Background: Most stroke survivors have ongoing deficits and report unmet needs. Despite evidence that rehabilitation improves stroke survivors' function, access to occupational and physical therapy is limited. Describing access to care for disadvantaged communities for different levels of stroke severity will provide proportions used to create Markov economic models to demonstrate the value of rehabilitation.

Objectives: The objective of this study was to explore differences in the frequency of rehabilitation evaluations via outpatient therapy and home health for Medicare Part B ischemic stroke survivors in rural and socially disadvantaged locations.
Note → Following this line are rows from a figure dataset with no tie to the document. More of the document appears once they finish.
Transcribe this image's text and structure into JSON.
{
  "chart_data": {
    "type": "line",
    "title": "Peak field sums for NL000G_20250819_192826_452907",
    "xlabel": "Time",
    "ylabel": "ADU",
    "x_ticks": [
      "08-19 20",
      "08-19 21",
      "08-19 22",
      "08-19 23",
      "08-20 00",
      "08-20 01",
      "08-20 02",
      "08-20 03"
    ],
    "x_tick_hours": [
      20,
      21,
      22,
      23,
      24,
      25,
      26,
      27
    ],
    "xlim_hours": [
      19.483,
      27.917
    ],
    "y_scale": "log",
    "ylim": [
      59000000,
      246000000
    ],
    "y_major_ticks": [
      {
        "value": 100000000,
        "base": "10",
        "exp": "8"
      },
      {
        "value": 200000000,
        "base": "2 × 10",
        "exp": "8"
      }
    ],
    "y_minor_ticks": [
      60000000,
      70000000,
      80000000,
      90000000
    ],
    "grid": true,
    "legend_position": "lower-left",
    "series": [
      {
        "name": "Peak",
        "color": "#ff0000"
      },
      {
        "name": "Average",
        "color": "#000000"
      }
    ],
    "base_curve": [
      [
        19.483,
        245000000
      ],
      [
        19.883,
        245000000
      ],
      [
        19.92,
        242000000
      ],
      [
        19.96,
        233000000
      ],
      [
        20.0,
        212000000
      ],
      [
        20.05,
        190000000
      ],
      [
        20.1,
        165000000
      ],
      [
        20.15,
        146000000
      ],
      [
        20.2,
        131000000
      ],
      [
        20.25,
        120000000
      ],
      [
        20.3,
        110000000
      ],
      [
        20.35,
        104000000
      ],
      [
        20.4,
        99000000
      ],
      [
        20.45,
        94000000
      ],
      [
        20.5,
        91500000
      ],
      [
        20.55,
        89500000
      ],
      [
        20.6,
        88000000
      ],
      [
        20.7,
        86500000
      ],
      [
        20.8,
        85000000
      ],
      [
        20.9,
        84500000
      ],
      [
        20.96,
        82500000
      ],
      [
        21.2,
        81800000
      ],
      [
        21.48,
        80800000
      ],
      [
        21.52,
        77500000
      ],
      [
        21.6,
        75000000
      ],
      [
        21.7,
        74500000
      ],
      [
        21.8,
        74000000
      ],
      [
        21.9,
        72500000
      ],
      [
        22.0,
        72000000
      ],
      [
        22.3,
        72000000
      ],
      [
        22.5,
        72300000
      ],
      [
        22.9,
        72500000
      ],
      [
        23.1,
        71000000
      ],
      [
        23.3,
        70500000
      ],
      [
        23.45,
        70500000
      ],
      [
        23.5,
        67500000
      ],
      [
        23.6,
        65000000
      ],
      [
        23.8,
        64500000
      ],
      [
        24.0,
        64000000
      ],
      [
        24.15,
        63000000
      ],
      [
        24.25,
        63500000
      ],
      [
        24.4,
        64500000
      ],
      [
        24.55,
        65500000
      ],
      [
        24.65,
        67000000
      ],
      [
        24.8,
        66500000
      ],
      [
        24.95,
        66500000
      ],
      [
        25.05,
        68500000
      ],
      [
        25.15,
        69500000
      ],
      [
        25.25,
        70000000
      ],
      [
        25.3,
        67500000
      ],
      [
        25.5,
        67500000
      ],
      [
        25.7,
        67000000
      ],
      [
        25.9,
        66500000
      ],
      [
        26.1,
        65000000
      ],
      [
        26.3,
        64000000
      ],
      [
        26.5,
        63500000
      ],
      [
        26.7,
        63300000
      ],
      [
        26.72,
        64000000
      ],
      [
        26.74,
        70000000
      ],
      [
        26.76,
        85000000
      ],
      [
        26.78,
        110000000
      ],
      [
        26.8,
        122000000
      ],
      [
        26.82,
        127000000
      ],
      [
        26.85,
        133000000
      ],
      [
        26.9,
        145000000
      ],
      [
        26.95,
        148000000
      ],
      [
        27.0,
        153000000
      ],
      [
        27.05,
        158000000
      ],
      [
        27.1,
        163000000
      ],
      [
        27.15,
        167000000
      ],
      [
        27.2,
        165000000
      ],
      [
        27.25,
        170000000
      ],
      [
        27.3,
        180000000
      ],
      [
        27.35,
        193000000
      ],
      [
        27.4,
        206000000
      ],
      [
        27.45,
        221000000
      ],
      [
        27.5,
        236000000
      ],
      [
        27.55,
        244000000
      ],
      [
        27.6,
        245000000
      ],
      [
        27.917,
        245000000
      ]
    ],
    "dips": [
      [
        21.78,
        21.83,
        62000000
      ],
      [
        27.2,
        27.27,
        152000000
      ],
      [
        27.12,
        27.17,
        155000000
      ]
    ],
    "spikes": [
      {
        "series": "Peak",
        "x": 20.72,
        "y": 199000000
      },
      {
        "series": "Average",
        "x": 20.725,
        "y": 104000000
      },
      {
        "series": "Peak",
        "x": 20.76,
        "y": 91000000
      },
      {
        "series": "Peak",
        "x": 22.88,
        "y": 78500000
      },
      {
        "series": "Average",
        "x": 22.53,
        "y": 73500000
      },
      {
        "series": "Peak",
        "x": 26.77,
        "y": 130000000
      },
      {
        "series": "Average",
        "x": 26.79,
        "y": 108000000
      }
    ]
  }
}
Methods: We completed a retrospective, descriptive cohort analysis using the 2018 and 2019 5% Medicare Limited Data Sets (LDS) from the Centers for Medicare and Medicaid Services using STROBE guidelines for observational studies. We extracted rehabilitation Current Procedural Terminology (CPT) codes for those who received occupational or physical therapy to examine differences in therapy evaluations for rural and socially disadvantaged populations.

Results: Of the 9,076 stroke survivors in this cohort, 44.2% did not receive any home health or outpatient therapy. Of these, 64.7% had a moderate or severe stroke, indicating an unmet need for therapy. Only 2.0% of stroke survivors received outpatient occupational therapy within the first year Rural and socially disadvantaged communities accessed rehabilitation evaluations at lower rates than general stroke survivors.

Conclusions: These findings describe the poor access to home health and outpatient rehabilitation for stroke survivors, particularly in traditionally underserved populations. These results will influence future economic evaluations of interventions aimed at improving access to care.